L’amour et l’amour de l’art
Dans l’immense majorité des relations d’amour, celui qui aime, qui donne de l’amour, demande de l’amour en retour. Le chirurgien, pour des raisons qui restent à explorer, ne semble pas vraiment demander d’amour en retour de ses actes qui supposent pourtant l’amour de l’autre. En effet, le chirurgien semble donner tout ce qu’il a à donner pendant l’opération, puis, l’opération terminée, il s’en va. Il ne demande à celui à qui il a donné le meilleur de lui-même ni reconnaissance, ni remerciement, ni amour.

Il semble par ailleurs que les chirurgiens aient davantage conscience de leurs prouesses techniques que de l’amour qu’en réalité ils mettent toujours dans leur art. En contrepoint de leur duel constant contre la mort, il semble aussi que la reconnaissance qu’ils recherchent soit plus de l’ordre de l’héroïque, de la sur-puissance, d’une sorte de chefferie, que de l’amour : être considéré comme un héros ne veut pas dire être aimé.

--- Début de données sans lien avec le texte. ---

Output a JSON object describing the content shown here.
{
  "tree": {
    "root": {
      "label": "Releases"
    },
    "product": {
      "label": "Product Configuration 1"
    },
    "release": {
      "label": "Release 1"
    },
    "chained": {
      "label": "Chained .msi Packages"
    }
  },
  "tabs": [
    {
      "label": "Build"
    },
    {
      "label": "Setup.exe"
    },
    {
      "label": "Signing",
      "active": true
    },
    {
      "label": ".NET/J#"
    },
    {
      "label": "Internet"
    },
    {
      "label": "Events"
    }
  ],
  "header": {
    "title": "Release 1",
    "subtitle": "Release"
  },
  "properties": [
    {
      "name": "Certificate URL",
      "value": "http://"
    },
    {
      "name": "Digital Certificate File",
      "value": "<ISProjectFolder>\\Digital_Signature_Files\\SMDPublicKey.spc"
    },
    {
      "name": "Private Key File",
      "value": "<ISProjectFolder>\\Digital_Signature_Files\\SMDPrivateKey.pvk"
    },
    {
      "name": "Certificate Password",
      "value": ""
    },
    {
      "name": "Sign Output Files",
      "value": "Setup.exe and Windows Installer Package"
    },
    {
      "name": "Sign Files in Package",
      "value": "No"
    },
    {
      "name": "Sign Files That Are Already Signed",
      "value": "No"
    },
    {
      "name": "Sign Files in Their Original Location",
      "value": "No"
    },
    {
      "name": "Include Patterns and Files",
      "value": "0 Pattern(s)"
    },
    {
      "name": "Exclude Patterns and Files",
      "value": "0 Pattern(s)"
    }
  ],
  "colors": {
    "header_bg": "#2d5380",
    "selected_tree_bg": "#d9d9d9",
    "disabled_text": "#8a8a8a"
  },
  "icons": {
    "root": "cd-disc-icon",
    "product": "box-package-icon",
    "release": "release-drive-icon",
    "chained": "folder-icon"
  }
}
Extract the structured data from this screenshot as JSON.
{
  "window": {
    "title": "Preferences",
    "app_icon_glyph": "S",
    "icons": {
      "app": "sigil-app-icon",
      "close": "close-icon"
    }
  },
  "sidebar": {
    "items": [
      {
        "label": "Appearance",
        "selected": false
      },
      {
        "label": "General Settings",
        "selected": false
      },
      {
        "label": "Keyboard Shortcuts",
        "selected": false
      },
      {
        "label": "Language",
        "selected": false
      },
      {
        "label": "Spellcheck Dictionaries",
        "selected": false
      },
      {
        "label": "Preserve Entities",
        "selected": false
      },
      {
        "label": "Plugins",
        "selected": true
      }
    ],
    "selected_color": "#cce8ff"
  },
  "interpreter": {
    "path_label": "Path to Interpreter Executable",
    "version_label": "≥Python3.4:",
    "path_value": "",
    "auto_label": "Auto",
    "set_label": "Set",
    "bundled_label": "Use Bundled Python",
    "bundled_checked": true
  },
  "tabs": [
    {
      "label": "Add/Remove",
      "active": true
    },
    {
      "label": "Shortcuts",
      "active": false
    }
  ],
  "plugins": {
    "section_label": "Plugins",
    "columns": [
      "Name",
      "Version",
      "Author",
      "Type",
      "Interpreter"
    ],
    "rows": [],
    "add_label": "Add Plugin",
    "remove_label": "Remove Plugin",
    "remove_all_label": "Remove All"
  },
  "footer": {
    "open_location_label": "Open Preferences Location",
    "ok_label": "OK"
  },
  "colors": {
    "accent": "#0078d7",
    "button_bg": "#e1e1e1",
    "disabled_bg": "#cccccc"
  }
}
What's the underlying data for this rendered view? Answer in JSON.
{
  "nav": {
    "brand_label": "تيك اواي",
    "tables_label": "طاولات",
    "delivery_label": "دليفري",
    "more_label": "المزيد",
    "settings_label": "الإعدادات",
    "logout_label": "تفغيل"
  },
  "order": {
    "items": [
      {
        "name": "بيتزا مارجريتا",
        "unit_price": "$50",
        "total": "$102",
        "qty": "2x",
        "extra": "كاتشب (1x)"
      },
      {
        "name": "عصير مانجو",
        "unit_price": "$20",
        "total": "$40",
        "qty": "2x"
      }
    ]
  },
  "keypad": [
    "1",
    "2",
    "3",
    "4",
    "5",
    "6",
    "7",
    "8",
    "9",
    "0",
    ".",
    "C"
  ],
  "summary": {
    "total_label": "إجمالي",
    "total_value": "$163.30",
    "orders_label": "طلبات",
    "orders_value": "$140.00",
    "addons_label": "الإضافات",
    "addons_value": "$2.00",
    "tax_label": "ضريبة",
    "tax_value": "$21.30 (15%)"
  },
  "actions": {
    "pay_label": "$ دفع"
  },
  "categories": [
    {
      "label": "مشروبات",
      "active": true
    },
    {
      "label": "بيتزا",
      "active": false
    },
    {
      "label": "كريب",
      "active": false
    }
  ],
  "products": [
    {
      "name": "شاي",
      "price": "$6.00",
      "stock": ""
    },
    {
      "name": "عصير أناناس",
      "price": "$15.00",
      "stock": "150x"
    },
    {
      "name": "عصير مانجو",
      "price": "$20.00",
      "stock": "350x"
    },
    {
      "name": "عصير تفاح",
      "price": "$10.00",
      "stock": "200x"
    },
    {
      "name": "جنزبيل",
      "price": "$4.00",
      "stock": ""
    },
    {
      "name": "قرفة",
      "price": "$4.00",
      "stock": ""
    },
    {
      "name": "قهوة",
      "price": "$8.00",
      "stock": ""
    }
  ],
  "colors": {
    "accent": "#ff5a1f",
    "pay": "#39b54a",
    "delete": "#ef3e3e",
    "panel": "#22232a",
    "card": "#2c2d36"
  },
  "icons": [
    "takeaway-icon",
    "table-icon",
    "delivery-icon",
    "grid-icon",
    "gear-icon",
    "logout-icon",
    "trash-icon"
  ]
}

En réalité, souvent les patients se plaignent : « Mais je n’ai pas revu “mon“ chirurgien. » Ils ont tort de se plaindre : ils ont reçu un amour fou, l’amour de leur corps, l’amour de leur vie, de quelqu’un qui ne leur demande rien en échange. Certes les chirurgiens sont payés pour leur travail mais ce n’est pas là l’essentiel. Les chirurgiens semblent demander la reconnaissance à d’autres qu’à celui à qui ils ont donné le meilleur d’eux- mêmes. Il n’y a de la part du chirurgien aucune velléité d’appartenance du patient traité.

Parler d’amour et de plaisir avec les chirurgiens, de l’amour qu’ils mettent à soigner l’autre, du plaisir infini qu’ils ont à effectuer leurs gestes, de la ritualisation de leurs performances, ne rencontre à l’heure actuelle guère d’écho. Et pourtant, dans leur jeu constant de la vie contre la mort, les « opérateurs » choisissent toujours l’éros. Ils choisissent de « réparer les vivants ».

Il reste à évaluer quelles seront les meilleures manières d’aborder, en cours de formation chirurgicale, les questions évoquées ci-dessus, questions qui, dès lors qu’elles seront posées, devraient « humaniser » les chirurgiens. Humaniser de plusieurs manières : plus humains car réalisant à quel point ils sont constamment dans l’éros, dans l’amour, dans la vie ; plus humains aussi car plus proches de leurs propres sentiments et leurs émotions, ils pourraient alors quitter sans regret leur piédestal de héros, héros de type « patriarcal » voire d’ordre divin, pour devenir et incarner simplement ce qu’ils sont vraiment, des artistes, des créateurs, des acteurs. Plus humains encore, parce que le partage, en cours de « performance chirurgicale », des émotions ressenties par tous les acteurs présents – à défaut des spectateurs – enrichirait de manière spectaculaire la scène du théâtre des opérations.